A função social, explica Manuel, é a mais importante: "A nossa preocupação foi e continua a ser oferecer arte acessível a um público que não é o tradicional de uma galeria convencional", diz. "Queremos democratizar o acesso a este tipo de produto e queremos ele seja original e a um preço acessível."
Querem despir a arte do seu lado mais intimidante, do seu lado mais dispendioso e querem mostrá-la aos moradores que cruzam a avenida. Os valores das peças começam nos nos 3€ e terminam nos 330€ — no meio, a grande maioria ronda entre 20€ e 40€. Para os que olham e não compram, não faz mal: "As pessoas param para conversar e nós adoramos essa dinâmica. Seja para falar de futebol, do tempo ou do COVID. Não estamos só restritos à arte. Gostamos de jogar conversa fora, como se diz."
Tanto Marina como Manuel expõem também aqui alguns dos seus trabalhos. A Nova Banca Galeria começou com obras de seis artistas amigos, uns que já conheciam antes de virem para Portugal e outros que conheceram em feiras de arte, como a da LX Factory, em Lisboa. Passados pouco menos de dez meses, o número mais que dobrou: "Já temos aqui 42 artistas, de sete países diferentes: Portugal, Gana, França, Itália, Brasil, Peru e Estados Unidos", conta. "De 15 em 15 dias recebemos sempre obras de alguém novo."
Além dos nomes sonantes, como o do artista plástico Pragana, natural do Pernambuco, expõem-se aqui também os trabalhos de figuras emergentes. "Temos obras de pessoas que passam por aqui e que perguntam se podem expor os seus trabalhos", conta. "Mais de 30 pessoas já passaram aqui e pararam para dizer que a irmã, filha, tia produzem. Ficamos sempre contentes e dizemos para passarem cá para mostrar."

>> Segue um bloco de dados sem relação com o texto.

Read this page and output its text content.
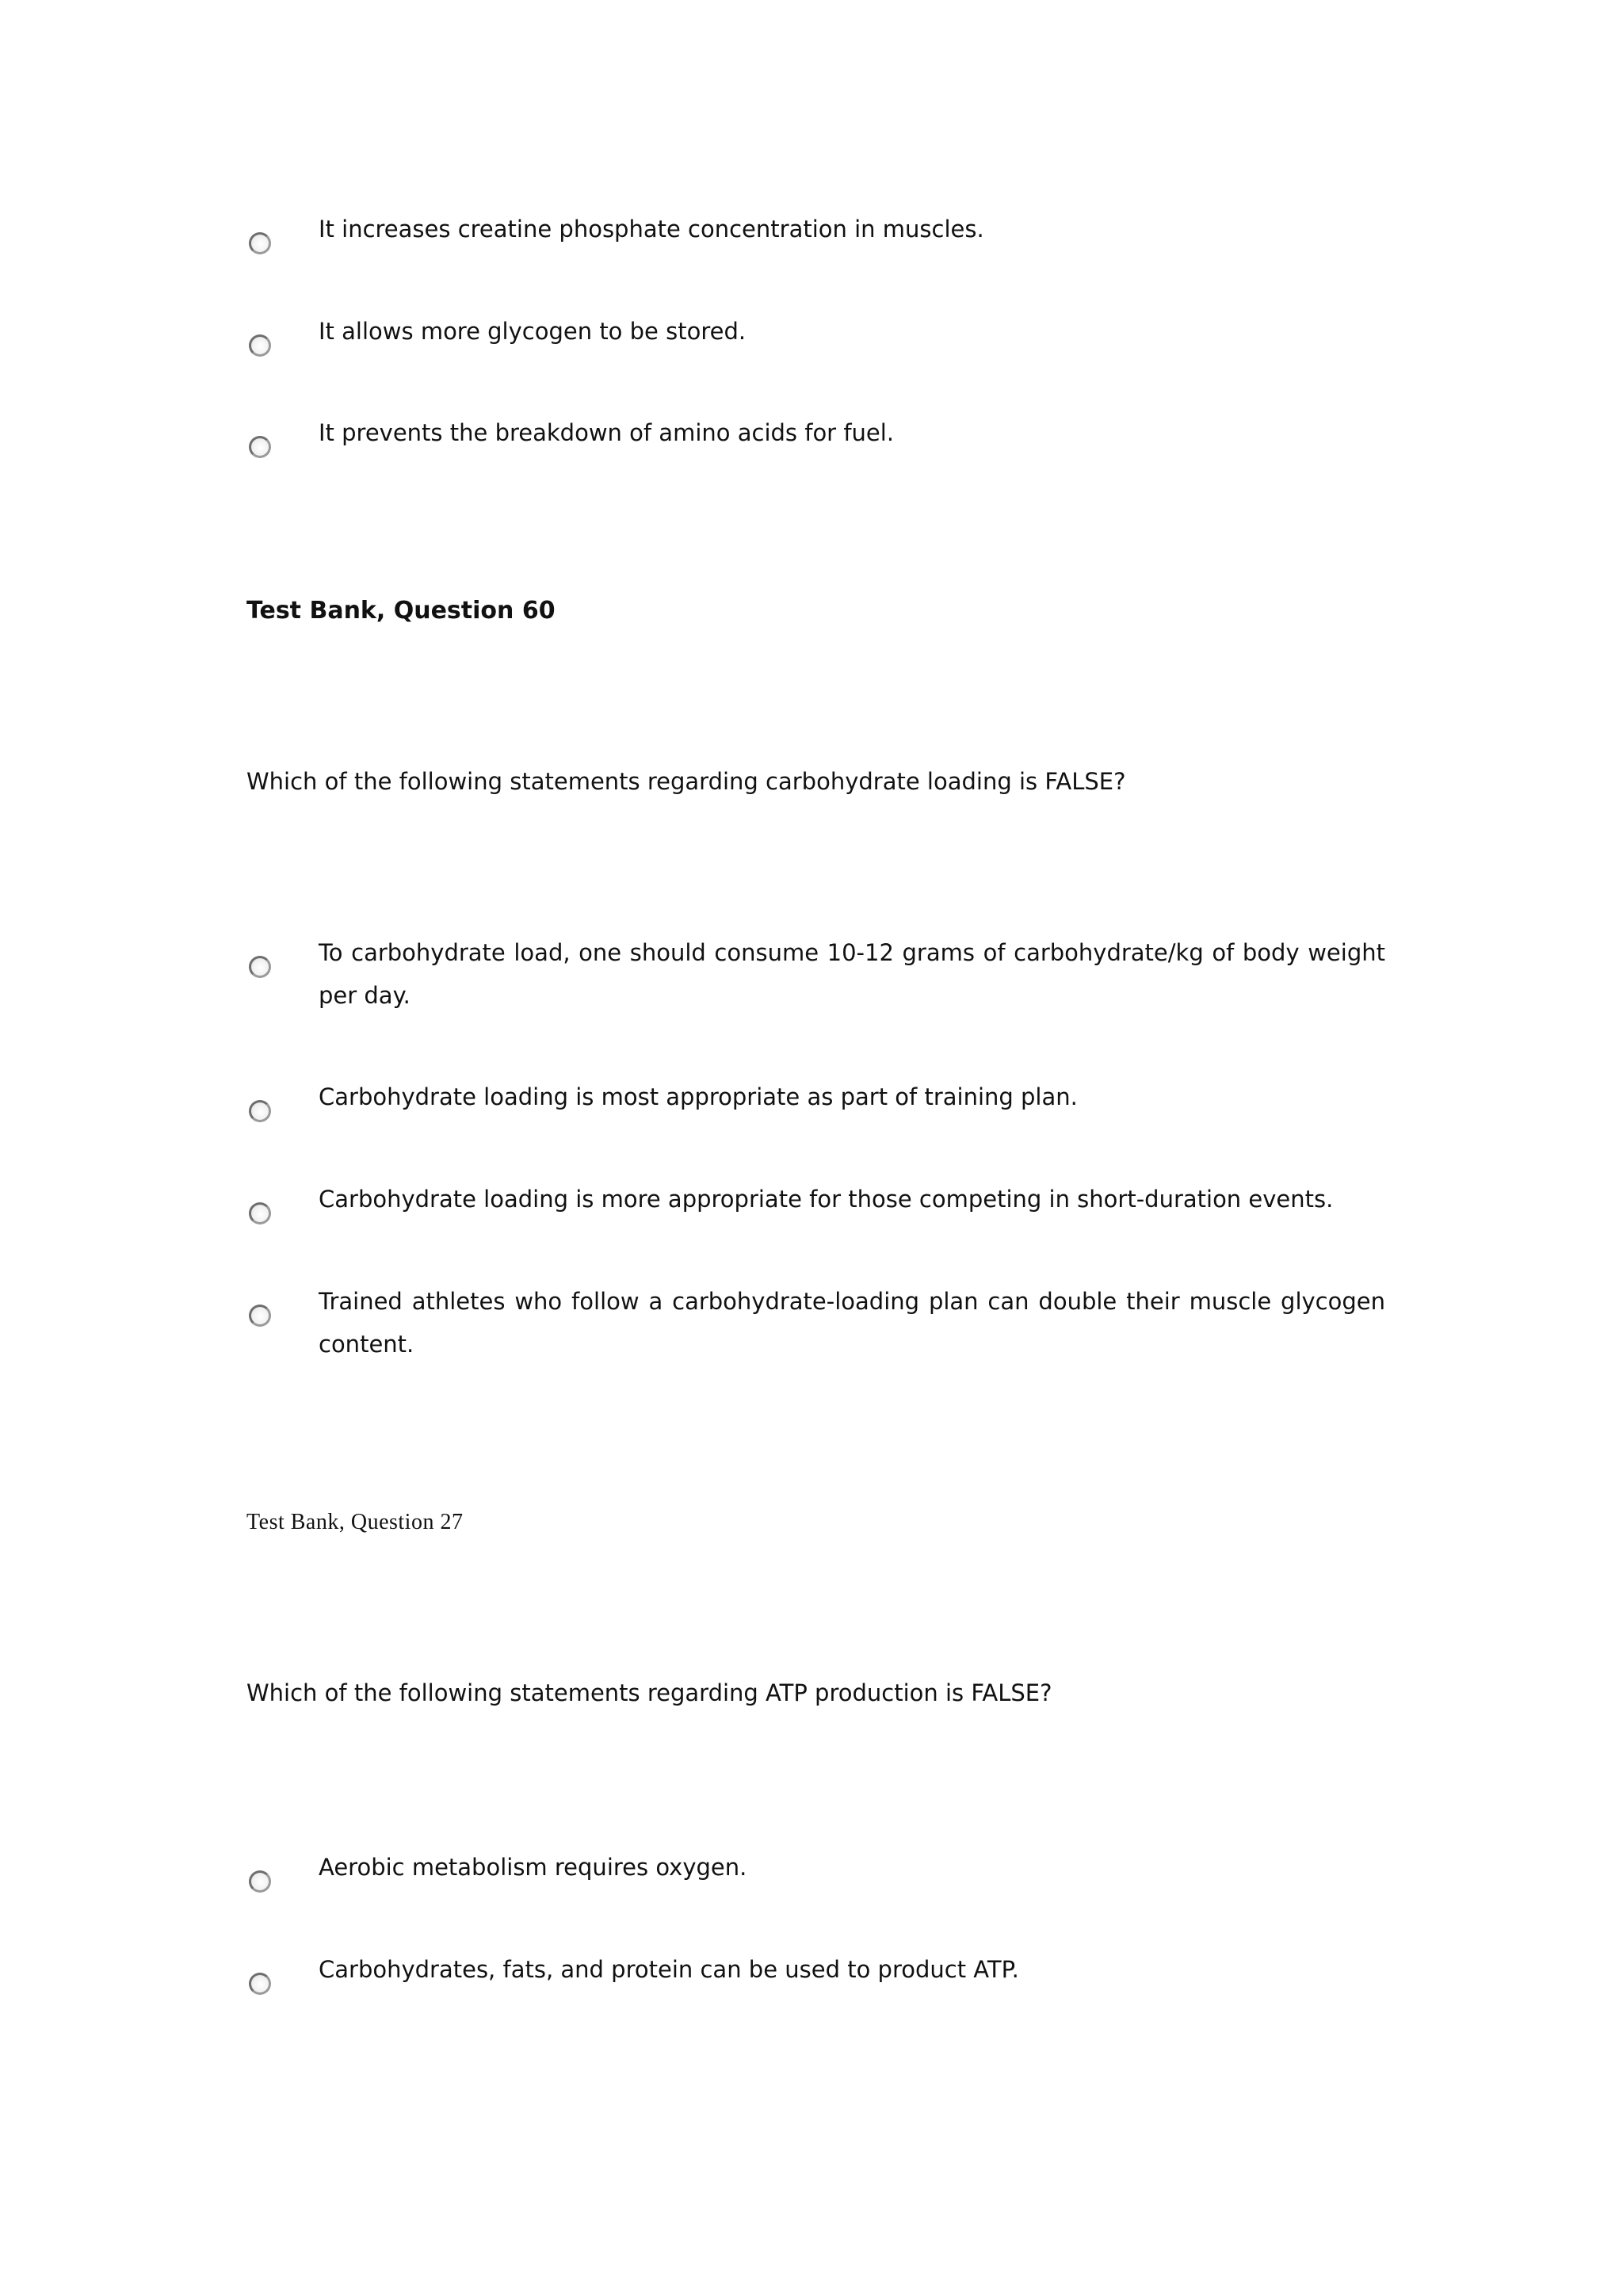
It increases creatine phosphate concentration in muscles.

It allows more glycogen to be stored.

It prevents the breakdown of amino acids for fuel.

Test Bank, Question 60

Which of the following statements regarding carbohydrate loading is FALSE?

To carbohydrate load, one should consume 10-12 grams of carbohydrate/kg of body weight per day.

Carbohydrate loading is most appropriate as part of training plan.

Carbohydrate loading is more appropriate for those competing in short-duration events.

Trained athletes who follow a carbohydrate-loading plan can double their muscle glycogen content.

Test Bank, Question 27

Which of the following statements regarding ATP production is FALSE?

Aerobic metabolism requires oxygen.

Carbohydrates, fats, and protein can be used to product ATP.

Estabelecer uma boa relação com a vizinhança e trabalhar com a comunidade local é outra das prioridades da dupla. "Isso é muito importante para nós. O nosso projeto, considerando uma realidade palpável, quer fazer parte da zona do Areeiro. Queremos vender e expor artistas próximos de nós. O nosso projeto é fazer parte da comunidade local."
E sentem-se bem recebidos. "Passamos a fazer parte dos vizinhos do Areeiro e fizeram uma publicação muito delicada sobre a Nova Banca Galeria. Logo depois vieram vários moradores da freguesia para fazer compras."
Os artistas não têm de pagar uma renda para que as suas obras estejam expostas na galeria de rua: "Trabalhamos com comissão. A pessoa traz a obra, diz o valor final e nós ficamos com uma percentagem, inferior ao que se pratica nas galerias."
Há planos para expansão, mas sem que isso implique abandonar o quiosque: "Queríamos abrir uma segunda galeria dentro de outra banca de revista. Já que somos duas pessoas, uma pode ficar em cada banca", conta Manuel. Não abdicam do quiosque, mas também não querem estar restritos ao espaço. "Queremos fazer sinergias com artistas e fazer eventos. Acho muito legal que seja assim."